Home Schooling

You may not expect to find a bespectacled Classical Studies professor on your average build site, but Dr. Dennis Kehoe has been a familiar face to NOAHH since 1991.

“I first went with a Tulane Catholic Center group and ended up becoming friends with the construction supervisor,” he said. “I kept going back and eventually became a board member.”

Since 2007 he’s been encouraging his students to connect with their communities in his course “Non-Profits and Community Engagement.” Students spend three Saturdays of the semester working on Habitat homes.

“It gets them out of the Tulane bubble,” he says. “Working all day physically is something that many students aren’t very familiar with. I think that they learn what it’s like to do this kind of labor and how much work goes into building a house.”

What Kehoe says is most valuable is the social capital built between the students and Habitat partner families. Working side by side on site, students are able to connect with community members they wouldn’t encounter on campus.
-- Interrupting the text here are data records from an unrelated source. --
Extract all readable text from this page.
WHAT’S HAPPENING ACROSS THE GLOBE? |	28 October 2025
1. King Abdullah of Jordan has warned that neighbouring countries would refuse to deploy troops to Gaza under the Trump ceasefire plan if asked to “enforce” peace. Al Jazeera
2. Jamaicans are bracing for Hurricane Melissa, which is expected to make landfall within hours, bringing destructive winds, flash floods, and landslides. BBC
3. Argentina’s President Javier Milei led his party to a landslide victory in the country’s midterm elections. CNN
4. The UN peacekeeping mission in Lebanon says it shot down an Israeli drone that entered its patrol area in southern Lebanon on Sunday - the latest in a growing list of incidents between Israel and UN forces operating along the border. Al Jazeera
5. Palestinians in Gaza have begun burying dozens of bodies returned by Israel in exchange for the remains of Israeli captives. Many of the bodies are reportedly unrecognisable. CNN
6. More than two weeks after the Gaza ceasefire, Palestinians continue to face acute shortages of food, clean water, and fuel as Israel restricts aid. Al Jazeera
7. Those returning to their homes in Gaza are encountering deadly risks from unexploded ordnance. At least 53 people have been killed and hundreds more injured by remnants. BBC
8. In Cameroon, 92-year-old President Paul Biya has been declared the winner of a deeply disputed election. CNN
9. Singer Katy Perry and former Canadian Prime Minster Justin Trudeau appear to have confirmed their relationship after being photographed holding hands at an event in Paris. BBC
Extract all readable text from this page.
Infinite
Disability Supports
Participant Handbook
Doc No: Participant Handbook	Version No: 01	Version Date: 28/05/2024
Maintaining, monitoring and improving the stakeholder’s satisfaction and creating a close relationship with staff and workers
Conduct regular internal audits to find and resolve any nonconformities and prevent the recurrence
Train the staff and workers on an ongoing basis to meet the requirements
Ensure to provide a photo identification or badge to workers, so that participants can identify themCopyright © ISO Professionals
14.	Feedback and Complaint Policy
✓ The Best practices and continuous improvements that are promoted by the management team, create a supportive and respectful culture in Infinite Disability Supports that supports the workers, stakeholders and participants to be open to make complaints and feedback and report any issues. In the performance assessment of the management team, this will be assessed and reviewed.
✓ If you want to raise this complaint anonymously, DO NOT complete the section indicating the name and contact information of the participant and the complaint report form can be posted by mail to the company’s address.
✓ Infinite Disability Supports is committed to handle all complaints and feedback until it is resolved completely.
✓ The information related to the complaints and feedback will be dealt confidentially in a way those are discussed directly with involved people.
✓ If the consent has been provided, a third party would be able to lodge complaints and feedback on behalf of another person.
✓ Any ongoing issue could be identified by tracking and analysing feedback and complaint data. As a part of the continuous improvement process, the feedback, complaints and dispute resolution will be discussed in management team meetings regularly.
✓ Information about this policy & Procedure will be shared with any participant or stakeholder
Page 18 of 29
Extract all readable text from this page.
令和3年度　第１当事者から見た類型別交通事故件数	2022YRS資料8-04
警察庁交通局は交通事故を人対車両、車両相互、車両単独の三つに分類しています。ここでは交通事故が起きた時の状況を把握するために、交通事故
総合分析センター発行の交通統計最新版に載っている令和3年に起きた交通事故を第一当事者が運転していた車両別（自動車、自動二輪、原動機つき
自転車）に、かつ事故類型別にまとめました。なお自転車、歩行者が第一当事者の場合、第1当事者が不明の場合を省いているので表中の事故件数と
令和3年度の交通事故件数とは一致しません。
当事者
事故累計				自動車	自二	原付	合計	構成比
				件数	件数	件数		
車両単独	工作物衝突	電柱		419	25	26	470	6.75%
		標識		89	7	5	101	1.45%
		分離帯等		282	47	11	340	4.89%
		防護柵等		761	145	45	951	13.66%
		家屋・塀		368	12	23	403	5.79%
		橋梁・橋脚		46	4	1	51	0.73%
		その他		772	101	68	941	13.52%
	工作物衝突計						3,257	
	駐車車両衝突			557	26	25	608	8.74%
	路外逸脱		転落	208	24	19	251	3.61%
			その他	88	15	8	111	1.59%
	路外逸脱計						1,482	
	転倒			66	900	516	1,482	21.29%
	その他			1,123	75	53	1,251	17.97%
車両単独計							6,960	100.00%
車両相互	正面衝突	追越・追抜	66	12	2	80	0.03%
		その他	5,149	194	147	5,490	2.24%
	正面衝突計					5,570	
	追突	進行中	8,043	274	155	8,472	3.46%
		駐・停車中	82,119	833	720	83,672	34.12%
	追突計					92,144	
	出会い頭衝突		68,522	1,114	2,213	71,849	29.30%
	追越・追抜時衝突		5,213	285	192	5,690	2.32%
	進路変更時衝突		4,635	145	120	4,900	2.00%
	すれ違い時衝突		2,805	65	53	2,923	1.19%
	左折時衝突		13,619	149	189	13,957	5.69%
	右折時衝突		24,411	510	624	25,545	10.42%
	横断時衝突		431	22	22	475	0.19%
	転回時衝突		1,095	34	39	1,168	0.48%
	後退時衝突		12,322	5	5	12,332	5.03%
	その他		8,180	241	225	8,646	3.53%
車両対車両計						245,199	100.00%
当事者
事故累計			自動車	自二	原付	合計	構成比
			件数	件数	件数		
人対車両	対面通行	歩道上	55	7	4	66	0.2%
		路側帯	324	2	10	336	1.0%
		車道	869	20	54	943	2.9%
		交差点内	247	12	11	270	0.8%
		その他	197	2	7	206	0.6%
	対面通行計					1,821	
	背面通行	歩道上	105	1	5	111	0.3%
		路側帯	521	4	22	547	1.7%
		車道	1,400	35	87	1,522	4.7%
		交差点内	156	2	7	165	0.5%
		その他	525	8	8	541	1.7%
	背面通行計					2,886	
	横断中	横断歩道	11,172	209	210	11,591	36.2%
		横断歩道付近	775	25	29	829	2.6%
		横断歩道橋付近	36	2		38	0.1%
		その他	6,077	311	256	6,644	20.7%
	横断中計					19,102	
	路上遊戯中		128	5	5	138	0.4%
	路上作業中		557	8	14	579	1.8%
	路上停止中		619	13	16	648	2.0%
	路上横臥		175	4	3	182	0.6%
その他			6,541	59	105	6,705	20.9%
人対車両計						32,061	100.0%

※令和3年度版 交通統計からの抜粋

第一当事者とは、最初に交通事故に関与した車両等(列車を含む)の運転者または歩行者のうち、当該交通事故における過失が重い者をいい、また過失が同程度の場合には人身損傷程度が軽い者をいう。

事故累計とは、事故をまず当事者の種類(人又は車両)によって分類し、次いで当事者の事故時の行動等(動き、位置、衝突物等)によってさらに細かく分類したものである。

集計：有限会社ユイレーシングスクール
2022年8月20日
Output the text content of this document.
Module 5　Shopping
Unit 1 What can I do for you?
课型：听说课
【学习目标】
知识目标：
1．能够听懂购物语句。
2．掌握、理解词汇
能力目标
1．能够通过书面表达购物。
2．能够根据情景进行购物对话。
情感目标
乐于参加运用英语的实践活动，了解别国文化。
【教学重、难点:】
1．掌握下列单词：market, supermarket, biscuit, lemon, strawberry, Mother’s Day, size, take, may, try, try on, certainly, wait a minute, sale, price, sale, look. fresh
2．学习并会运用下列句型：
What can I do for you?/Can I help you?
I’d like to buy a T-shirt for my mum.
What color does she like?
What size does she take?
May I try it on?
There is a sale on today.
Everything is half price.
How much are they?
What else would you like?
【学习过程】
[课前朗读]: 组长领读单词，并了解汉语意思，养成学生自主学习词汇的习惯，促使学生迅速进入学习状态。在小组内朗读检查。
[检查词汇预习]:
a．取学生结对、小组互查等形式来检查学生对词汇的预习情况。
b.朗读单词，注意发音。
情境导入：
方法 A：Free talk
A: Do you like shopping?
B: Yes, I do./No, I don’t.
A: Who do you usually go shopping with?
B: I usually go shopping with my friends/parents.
“The best experience of this was this past year when they worked with a homeowner that was really young,” he explained. “That was a really nice experience because they were close in age, but had very different backgrounds and it was great for them to get to experience that.”

Overall, Kehoe believes that what students gain from a day on site is just as valuable as a day in the classroom.

“They learn the humility of volunteering,” he said. “Sometimes they have to do jobs that are not particularly exciting, but they do them. They work really hard and do a fine job.”